Whether the referrals come from the police or the Crown, the broker model itself appeared to us to be one appropriate way of connecting youths to programs or sanctions. For the most part, that part of the YRP ran smoothly. Nevertheless, we did note that there are structural changes which could be made which would reduce the amount of unexplained disparity in the outcome of similar cases that were handled through the YRP. This program was clearly popular with its youths, in part, we suspect, because youths thought that much worse things would happen to them if they did not cooperate with the program. We are not confident that youths would be so happy with the outcomes that were imposed on them if they had a full picture of the range of sanctions that apparently similar cases had imposed on them and if they knew that, in the absence of the program, most of them would not have been charged.

Finally, we would urge those responsible for programs such as this one to think a bit more carefully about the meaningfulness and the appropriateness or effectiveness of many of the sanctions that are imposed on youths. Many of the youths were assigned sanctions that appeared to us to be based on a theory that engaging in these required activities would be therapeutic. We know of no convincing evidence that would suggest that many of the sanctions (e.g., apologies to large corporations who had been victims of small thefts; essays, journals or posters) which appear to be rehabilitative in their orientation actually accomplished anything in the long term. If a program is not known to work, there are, we believe only two choices: do not use it, or use it enough only to find out whether it is effective. Changing behaviour – especially normative behaviour such as thefts by adolescents – is not likely to be easy. It may be that a focus on a sanction that is simply proportional to the seriousness of the offence is all that can be expected.

The issue of limiting the use of sanctions where the value of the sanction has not been demonstrated, and more care being spent on the severity of the sanctions – are, relatively speaking, rather easy to address. We should emphasize that the model that was developed here – a brokerage model for receiving cases from the police or Crown (under extra-judicial sanctions) – operated effectively and, most of the process goals (see Chapter 1 and Appendix A) were undoubtedly met. However, the data do not support the conclusion that most of the youths going to the program would otherwise have gone to court, and we have identified some problems in the manner in which sanctions were imposed. Nevertheless, it should not be forgotten that almost 1500 youths were referred to this program. They were dealt with quickly and, compared to the other large youth justice institution – the court – their involvement in this program was considerably less intrusive into their lives.

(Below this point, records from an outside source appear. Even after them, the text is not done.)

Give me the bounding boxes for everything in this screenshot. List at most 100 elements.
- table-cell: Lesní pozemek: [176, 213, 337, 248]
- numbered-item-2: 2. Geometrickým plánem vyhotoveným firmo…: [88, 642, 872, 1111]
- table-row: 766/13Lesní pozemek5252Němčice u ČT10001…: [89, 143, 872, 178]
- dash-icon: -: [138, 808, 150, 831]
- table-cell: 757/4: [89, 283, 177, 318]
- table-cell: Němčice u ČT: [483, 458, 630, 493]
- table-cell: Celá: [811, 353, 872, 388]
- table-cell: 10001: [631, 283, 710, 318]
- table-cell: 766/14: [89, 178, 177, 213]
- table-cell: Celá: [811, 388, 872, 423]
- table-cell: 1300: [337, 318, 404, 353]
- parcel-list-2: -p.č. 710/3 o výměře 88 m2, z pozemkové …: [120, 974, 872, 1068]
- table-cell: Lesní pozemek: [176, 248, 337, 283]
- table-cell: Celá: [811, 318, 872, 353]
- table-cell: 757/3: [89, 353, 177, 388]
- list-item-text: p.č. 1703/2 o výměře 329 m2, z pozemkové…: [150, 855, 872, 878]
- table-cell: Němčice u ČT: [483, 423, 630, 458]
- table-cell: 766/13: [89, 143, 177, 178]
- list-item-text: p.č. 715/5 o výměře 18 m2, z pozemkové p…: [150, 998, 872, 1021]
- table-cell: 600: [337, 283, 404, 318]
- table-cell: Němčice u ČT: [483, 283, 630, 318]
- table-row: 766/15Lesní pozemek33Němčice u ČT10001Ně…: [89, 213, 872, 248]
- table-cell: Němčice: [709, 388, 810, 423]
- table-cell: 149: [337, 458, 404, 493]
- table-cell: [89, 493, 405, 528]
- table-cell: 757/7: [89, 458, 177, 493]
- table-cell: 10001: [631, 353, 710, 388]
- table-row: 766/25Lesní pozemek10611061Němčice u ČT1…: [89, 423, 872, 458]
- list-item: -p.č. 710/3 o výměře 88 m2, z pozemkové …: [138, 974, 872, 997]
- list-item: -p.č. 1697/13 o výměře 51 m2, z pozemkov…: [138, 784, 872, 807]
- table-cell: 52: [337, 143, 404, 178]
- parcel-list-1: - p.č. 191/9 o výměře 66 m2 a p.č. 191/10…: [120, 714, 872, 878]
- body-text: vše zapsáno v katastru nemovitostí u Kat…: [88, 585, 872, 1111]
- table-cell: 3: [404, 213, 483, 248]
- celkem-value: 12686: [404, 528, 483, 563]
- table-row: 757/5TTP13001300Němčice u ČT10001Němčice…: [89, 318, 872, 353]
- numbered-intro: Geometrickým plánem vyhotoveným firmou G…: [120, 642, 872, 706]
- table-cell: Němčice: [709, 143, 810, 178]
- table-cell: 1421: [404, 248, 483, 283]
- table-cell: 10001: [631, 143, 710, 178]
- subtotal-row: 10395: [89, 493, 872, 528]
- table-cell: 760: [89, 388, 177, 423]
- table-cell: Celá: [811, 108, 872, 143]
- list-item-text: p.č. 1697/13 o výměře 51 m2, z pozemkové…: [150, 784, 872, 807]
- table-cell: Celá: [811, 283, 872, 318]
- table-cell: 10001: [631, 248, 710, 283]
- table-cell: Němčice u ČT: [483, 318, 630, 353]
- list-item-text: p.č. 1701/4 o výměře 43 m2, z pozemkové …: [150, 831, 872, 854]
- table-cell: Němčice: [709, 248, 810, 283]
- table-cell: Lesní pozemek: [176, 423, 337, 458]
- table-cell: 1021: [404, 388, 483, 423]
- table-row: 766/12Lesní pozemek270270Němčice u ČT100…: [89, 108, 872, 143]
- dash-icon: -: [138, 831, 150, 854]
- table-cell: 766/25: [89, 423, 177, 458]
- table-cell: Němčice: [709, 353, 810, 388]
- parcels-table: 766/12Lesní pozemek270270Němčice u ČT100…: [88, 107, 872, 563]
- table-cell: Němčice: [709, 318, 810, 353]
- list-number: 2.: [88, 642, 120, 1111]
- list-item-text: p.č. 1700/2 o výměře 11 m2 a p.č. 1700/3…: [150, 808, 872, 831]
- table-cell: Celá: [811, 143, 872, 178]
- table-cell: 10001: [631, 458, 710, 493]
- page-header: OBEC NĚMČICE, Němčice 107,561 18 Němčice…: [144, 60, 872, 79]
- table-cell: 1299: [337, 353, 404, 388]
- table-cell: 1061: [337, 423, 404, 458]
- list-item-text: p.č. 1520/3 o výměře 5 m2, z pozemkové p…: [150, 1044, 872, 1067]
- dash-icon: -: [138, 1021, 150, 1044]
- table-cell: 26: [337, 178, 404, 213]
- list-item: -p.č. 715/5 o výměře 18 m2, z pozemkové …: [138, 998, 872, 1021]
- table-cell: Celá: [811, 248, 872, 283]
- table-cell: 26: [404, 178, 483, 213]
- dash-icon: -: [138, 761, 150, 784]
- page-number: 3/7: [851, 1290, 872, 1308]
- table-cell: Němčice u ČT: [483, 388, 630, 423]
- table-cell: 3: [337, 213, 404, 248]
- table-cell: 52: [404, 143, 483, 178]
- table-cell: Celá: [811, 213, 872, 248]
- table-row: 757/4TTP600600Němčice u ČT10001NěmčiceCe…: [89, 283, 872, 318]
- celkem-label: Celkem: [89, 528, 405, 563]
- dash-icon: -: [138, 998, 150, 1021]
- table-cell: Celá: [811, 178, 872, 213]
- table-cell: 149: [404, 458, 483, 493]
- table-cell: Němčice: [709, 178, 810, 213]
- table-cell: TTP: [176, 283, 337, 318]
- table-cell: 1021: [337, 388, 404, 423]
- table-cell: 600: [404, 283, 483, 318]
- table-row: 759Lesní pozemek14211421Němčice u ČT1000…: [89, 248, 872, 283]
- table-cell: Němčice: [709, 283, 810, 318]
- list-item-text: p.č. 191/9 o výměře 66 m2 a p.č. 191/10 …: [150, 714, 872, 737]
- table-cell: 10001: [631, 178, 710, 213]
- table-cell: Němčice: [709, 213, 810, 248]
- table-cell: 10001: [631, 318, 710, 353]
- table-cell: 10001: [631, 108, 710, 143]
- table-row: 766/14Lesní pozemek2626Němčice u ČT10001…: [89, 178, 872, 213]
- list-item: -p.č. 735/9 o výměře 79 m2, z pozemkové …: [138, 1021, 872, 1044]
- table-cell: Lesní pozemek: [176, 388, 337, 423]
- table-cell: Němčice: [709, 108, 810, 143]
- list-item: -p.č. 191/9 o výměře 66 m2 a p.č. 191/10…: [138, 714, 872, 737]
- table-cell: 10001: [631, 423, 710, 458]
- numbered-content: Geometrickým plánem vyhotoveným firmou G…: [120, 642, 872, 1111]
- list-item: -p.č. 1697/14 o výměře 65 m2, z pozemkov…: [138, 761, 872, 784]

Like most pilot programs, this one ended. As we have already noted, knowing what we know now, we could not have recommended that it continue as it had been operating.  However, we would urge those interested in developing programs to divert youths from youth court to consider carefully the many aspects of this program that worked well. The lessons learned in setting up and running this program, if built upon so as to accomplish some of the other goals of the program, could lead to programs that would, indeed, accomplish all of the major goals related to the diversion of youths.